Having a phone and a tablet work with your Mac across all areas can be a bit of challenge. Luckily, Apple introduced iCloud, which solved many syncing problems so now you don’t even have to plug-into iTunes to sync for every little thing. What I like the most about iCloud is ability to instantly upload any picture I take with my iPhone’s camera, and those pictures will immediately appear once I open iPhoto on my Mac. On the other hand, I really don’t like how iCloud gets closed to any 3rd party intervention, and that it’s completely controlled by Apple. That is why I was in a search for a service which could help me keep all my photos in one place, and plus – to have for extra features as well.
In a search for such picture-sharing app which also supports cloud technologies, I’ve found Picturelife. What I liked the most about it, is that it covers whole Apple ecosystem, meaning that there’s an OS X and iOS app as well, and there’s also online interface, so I can access my photos no matter where I am.
In order to fully explain all of the Picturelife’s features, we would need to write fairly long article, and even then I don’t believe I would explain everything in detail. That’s why I am going to focus on its iOS app, and I’ll be reviewing this service from a perspective of a person who uses their iPhone to capture images, edits them and uploads them to a cloud. After that, pictures will also appear on my Mac, where I can further sort them out or edit them even more.
Picturelife is available both on iPhones and iPads, and it bring the same functionally no matter which device you use. As you can imagine, iPad version is more comfortable for use since it brings bigger screen, so organization and editing is a bit easier. All of the features which will be explained here are also available on OS X and its web interface as well.
In order to use Picturelife, you’ll need to have your own account. For initial setup, I’ve used my Mac to import photos from iPhoto, and I need to say that this app will also import ratings and albums. The same goes for Aperture. It can’t import Projects, Events, and Folders and there’s no two-way syncing between these apps. This can be used to get you started, and all your photos could be easily transferred to Picturelife. After that, those photos will be available in the cloud as well.

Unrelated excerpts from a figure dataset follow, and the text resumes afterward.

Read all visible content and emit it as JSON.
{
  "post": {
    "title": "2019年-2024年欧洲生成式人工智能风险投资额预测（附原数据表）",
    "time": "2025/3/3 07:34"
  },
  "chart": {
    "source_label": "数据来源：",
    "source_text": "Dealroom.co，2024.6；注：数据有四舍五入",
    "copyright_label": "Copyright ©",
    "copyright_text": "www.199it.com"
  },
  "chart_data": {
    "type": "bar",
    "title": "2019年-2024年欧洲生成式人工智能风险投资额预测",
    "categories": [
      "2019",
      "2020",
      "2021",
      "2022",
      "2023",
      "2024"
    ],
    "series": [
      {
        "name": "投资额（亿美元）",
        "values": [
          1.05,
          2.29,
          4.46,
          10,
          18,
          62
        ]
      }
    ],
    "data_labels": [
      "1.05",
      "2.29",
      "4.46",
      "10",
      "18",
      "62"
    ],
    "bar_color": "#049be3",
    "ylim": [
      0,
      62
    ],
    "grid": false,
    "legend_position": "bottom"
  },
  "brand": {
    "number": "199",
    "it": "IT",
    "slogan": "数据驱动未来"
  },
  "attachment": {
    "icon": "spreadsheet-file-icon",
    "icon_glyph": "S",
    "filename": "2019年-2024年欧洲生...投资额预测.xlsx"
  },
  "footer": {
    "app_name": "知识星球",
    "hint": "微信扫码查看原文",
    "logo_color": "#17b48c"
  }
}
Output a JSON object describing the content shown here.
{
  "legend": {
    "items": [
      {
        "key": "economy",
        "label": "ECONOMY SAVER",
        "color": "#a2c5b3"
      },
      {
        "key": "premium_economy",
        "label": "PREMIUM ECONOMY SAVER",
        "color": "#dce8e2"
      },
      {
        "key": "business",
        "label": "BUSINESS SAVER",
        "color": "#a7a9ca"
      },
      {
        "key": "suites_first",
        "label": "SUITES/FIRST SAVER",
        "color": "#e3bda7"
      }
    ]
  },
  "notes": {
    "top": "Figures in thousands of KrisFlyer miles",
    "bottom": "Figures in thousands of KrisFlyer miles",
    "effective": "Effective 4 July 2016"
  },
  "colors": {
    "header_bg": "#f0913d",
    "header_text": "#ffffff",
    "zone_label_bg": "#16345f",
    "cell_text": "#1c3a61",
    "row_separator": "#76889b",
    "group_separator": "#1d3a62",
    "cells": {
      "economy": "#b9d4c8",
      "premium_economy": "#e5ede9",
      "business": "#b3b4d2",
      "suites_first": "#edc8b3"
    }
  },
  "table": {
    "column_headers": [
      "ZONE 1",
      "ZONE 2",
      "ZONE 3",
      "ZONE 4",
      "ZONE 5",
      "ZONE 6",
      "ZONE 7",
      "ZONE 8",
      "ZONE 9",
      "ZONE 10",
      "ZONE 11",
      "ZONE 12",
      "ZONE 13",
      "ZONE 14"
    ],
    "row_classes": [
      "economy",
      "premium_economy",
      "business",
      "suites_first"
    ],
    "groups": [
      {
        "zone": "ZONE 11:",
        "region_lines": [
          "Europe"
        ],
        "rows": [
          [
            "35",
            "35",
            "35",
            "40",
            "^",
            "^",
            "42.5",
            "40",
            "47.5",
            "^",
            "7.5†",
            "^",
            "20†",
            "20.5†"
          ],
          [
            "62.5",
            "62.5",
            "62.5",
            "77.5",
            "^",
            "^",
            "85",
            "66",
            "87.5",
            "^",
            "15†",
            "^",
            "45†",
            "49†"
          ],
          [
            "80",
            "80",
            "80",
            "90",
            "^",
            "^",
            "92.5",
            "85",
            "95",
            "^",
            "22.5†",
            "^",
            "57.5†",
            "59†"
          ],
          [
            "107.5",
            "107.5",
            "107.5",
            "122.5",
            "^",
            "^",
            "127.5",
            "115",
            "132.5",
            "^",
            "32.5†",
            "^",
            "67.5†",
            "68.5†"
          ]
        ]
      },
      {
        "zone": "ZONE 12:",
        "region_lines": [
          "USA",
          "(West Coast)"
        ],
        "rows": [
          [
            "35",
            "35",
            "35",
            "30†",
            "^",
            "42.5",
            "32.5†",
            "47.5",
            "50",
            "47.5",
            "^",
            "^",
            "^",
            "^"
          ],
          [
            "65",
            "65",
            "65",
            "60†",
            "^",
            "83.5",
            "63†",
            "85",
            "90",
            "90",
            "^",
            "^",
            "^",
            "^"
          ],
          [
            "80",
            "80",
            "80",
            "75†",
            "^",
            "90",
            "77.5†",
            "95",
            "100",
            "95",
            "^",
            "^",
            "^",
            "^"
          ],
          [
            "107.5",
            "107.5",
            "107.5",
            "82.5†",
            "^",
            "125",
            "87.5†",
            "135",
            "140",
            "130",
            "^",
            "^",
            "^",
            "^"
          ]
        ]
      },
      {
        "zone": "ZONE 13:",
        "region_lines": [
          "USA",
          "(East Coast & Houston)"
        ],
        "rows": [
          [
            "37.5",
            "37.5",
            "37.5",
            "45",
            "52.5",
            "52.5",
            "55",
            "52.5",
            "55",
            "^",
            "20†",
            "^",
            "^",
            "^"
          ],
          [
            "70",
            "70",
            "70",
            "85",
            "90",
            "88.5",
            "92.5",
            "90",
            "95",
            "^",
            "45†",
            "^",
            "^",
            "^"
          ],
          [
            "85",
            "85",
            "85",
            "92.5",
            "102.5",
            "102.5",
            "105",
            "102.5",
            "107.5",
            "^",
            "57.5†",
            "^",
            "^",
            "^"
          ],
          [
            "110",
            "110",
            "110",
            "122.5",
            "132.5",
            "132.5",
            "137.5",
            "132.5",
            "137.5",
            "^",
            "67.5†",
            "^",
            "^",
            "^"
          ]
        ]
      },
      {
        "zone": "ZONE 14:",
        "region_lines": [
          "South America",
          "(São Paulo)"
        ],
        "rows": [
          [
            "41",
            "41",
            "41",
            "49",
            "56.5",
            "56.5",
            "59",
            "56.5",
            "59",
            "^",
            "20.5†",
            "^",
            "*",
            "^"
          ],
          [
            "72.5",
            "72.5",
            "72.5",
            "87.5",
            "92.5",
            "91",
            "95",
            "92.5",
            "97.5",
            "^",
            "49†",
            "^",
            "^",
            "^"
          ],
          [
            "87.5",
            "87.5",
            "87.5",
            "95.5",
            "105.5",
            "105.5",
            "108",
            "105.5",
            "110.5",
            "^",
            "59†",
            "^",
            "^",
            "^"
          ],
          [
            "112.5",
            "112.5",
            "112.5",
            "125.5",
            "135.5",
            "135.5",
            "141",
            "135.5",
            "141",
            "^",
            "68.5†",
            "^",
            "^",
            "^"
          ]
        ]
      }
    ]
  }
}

I’ve used Picturelife for iPad in order to access my photos. There’s a very helpful editor which brings many preloaded effects as well as basic adjustment tools. I’ve signed into Facebook and Flickr (other services also available) right within this app, so all my photos were really located in one place. From there, I’ve used Picturelife’s iOS app to share photos with my family and friends by creating two separate photo streams.
It seems that Picturelife brings the perfect solution for keeping all your images in one app, which is available on OS X, iOS, and through a web interface. It brings usable editing and very nice organizing features, as well as ability share photos online or directly with friends. And that’s all you’re actually going to need in practice.
Picturelife can be used with free account (5GB storage), premium (100GB/$7 per month), and premium plus account (300GB/$15 per month).